L’Arabie Saoudite vient débloquer une aide de 5 milliards de dollars à l’Egypte. Les Emirats Arabes Unis ont fait de même pour 3 milliards de dollars. Ce renflouement express devrait être suivi prochainement par le Fonds monétaire international, lequel avait « idéologiquement » retardé la conclusion d’un accord avec le gouvernement islamiste de Mohamed Morsi.
Vainqueur des urnes il y a une année, Mohamed Morsi a été balayé par un puissant courant laïque qui a réussi une impressionnante mobilisation par internet (2 millions de pétitions) et sur la place Tahrir. L’armée qui a déposé et placé en détention le président démocratiquement élu est le véritable gagnant de la situation.

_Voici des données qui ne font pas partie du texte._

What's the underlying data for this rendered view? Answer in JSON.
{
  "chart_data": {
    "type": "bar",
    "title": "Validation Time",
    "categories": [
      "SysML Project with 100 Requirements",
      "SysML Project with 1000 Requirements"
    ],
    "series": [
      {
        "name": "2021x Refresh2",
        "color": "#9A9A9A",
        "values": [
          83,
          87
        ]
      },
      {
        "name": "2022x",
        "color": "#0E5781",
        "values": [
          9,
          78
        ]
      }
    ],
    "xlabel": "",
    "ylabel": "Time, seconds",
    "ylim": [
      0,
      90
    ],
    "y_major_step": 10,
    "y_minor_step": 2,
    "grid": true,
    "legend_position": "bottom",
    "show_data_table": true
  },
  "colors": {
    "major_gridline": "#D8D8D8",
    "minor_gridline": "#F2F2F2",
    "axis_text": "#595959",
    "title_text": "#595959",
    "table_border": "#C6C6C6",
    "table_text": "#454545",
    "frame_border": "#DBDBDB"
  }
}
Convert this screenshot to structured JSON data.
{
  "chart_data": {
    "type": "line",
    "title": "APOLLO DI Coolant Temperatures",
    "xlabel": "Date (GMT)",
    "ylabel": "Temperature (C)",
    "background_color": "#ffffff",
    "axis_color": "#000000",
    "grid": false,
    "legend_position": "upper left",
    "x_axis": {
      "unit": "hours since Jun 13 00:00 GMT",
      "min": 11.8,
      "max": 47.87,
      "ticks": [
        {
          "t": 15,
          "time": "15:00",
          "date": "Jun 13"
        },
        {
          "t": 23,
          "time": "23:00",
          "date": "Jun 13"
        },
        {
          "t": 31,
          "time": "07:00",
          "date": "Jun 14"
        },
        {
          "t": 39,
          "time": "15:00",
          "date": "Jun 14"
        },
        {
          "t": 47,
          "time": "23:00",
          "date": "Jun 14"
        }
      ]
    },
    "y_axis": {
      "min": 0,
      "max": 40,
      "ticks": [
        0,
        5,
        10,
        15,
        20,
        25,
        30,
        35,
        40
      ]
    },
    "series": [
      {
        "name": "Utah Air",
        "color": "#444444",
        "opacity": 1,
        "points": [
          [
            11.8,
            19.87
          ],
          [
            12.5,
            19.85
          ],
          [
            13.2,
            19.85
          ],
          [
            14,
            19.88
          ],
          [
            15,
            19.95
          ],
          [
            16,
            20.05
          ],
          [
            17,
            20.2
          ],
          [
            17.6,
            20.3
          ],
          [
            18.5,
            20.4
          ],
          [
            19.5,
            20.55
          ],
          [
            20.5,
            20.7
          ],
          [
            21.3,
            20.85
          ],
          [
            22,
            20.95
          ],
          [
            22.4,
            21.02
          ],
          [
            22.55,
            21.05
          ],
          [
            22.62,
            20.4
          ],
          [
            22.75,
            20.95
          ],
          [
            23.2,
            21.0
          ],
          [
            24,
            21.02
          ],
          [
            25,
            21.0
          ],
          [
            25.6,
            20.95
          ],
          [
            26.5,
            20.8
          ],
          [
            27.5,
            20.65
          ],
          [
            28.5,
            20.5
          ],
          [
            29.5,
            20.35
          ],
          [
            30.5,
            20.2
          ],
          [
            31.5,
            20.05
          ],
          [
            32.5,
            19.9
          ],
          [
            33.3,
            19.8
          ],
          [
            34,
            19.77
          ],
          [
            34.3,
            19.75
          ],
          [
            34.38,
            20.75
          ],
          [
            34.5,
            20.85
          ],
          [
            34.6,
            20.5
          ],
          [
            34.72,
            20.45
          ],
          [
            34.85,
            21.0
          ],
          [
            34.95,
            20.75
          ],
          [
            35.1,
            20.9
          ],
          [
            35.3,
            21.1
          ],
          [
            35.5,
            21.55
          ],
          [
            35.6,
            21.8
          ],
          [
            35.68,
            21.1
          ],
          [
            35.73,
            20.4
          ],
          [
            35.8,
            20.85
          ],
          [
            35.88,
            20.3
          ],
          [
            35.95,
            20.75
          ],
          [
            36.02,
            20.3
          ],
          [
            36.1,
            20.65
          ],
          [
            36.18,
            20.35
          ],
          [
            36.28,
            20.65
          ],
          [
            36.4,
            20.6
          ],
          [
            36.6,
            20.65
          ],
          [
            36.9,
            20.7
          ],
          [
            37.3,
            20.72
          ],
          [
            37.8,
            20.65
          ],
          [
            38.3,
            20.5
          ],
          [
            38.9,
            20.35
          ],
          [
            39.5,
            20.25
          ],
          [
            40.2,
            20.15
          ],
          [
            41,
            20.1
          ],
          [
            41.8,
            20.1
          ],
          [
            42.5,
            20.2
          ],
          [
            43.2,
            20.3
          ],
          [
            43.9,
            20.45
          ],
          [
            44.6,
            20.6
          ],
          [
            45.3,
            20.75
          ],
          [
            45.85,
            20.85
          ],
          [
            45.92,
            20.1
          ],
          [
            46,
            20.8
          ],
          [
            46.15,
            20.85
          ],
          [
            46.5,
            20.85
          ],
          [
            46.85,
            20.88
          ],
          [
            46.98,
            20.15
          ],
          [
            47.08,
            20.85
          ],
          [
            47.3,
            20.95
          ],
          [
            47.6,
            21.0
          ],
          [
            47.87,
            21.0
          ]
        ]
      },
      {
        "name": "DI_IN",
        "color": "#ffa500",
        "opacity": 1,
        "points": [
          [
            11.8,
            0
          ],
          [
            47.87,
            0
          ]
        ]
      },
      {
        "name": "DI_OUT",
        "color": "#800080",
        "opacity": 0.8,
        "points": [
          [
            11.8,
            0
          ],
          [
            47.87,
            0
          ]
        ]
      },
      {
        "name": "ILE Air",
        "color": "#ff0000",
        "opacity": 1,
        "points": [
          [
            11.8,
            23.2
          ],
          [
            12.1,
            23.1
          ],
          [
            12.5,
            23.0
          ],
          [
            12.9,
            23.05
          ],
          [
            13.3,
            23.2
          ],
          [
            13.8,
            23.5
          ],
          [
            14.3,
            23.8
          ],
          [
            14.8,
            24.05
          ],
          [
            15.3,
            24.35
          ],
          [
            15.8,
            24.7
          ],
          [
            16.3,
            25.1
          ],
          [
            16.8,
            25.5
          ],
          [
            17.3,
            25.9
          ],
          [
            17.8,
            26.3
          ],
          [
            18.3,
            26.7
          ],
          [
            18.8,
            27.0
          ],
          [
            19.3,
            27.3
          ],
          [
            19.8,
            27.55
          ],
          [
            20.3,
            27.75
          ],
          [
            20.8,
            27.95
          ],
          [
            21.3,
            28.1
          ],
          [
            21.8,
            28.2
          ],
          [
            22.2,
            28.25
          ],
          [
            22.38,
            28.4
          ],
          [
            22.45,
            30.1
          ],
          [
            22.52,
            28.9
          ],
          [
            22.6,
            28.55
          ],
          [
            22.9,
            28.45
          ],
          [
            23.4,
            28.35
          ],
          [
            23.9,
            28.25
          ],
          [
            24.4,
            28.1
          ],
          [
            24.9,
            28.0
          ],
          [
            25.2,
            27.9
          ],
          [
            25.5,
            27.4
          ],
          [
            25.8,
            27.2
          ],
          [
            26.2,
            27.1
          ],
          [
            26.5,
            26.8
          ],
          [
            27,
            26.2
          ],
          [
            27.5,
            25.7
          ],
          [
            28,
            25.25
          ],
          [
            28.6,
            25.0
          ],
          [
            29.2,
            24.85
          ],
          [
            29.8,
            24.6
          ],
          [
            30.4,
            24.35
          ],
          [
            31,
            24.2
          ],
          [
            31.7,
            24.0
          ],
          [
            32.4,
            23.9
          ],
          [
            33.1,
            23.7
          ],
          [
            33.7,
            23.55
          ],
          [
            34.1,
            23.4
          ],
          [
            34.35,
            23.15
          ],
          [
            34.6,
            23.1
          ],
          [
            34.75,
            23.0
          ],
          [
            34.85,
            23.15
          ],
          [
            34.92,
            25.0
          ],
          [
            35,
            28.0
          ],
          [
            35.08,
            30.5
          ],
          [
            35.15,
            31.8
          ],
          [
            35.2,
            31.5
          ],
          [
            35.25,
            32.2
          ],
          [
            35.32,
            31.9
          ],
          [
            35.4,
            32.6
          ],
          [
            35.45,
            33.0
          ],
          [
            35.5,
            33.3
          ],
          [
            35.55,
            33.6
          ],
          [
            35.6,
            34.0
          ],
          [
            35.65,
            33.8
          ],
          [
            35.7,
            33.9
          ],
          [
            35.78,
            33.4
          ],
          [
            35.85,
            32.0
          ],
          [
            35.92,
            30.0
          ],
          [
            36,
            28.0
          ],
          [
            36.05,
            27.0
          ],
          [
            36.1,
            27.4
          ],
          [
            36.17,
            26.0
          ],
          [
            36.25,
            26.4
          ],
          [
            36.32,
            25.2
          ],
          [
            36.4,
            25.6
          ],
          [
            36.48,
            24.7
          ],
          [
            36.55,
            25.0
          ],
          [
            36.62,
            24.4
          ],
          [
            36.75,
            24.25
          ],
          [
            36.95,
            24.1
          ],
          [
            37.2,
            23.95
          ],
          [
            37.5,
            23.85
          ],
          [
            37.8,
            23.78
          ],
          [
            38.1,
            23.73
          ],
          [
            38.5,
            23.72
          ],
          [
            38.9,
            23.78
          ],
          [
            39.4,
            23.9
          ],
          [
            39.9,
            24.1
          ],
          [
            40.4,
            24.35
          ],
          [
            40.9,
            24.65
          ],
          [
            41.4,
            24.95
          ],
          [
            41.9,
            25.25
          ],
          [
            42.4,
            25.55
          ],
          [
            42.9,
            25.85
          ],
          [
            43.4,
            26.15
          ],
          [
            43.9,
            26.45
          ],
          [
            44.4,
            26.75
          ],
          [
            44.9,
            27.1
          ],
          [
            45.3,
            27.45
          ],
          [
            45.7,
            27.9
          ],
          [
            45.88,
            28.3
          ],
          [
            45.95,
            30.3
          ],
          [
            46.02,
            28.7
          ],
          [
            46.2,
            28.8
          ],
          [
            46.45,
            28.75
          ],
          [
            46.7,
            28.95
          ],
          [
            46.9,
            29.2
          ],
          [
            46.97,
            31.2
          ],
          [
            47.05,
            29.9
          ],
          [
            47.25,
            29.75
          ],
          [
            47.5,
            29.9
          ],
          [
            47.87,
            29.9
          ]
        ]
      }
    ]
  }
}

Les généraux égyptiens ont réussi la prouesse d’obtenir le feu vert de Washington, Paris et Londres pour un changement violent et meurtrier qui porte tous les symptômes d’un coup d’Etat.
Souvent accusée de protéger les dictateurs, l’Union Africaine se retrouve seule à défendre un ordre constitutionnel dont la chute a été accueillie par un étonnant silence de l’ONU. L’organisation africaine qui a nommé un panel de haut niveau pour le suivi de la crise égyptienne arrivera-t-elle à défendre une position que nombre d’experts jugent intenables?
En effet, derrière la chute de Mohamed Morsi, il y avait le bras de fer entre islamistes et laïcs. Les premiers sont soutenus par ceux, de Tunis à Téhéran, qui estiment, au delà du clivage sunnite-chiite, que la religion a la primauté sur tout, devant gérer la société et en être la référence suprême, source de droit.
Quant aux deuxièmes, modernistes autoproclamés, ils militent pour une société laïque d’inspiration occidentale où les femmes et les minorités religieuses auront des droits normaux.
Alors que les premiers se drapaient derrière une légitimité acquise par le suffrage universel, les deuxièmes invoquaient la légitimité de la rue. L’impopularité manifeste de Mohamed Morsi, dont le parti gouvernait seul à l’inverse de la Tunisie (où l’attelage gouvernemental est tiré par une troika comprenant divers courants, dominés toutefois par les islamistes) , valait-il une entorse à la constitution au risque de plonger le pays dans le bain de sang?
Pour les experts, l’Egypte est un pays stratégique, où les intérêts divers sont en conflit. Les monarchies du Golfe, traditionnellement hostiles aux islamistes réformateurs, ne voulaient pas d’un laboratoire salafiste à ciel ouvert à quelques kilomètres de leurs frontières. Hormis le Qatar et sa traditionnelle diplomatie double , aucune monarchie du Golfe n’est volée au secours de Morsi. Il semble bien que les jeux sont de plus en plus clairs dans ce que le romantisme médiatique avait désigné par l’expression analogique « printemps arabe ».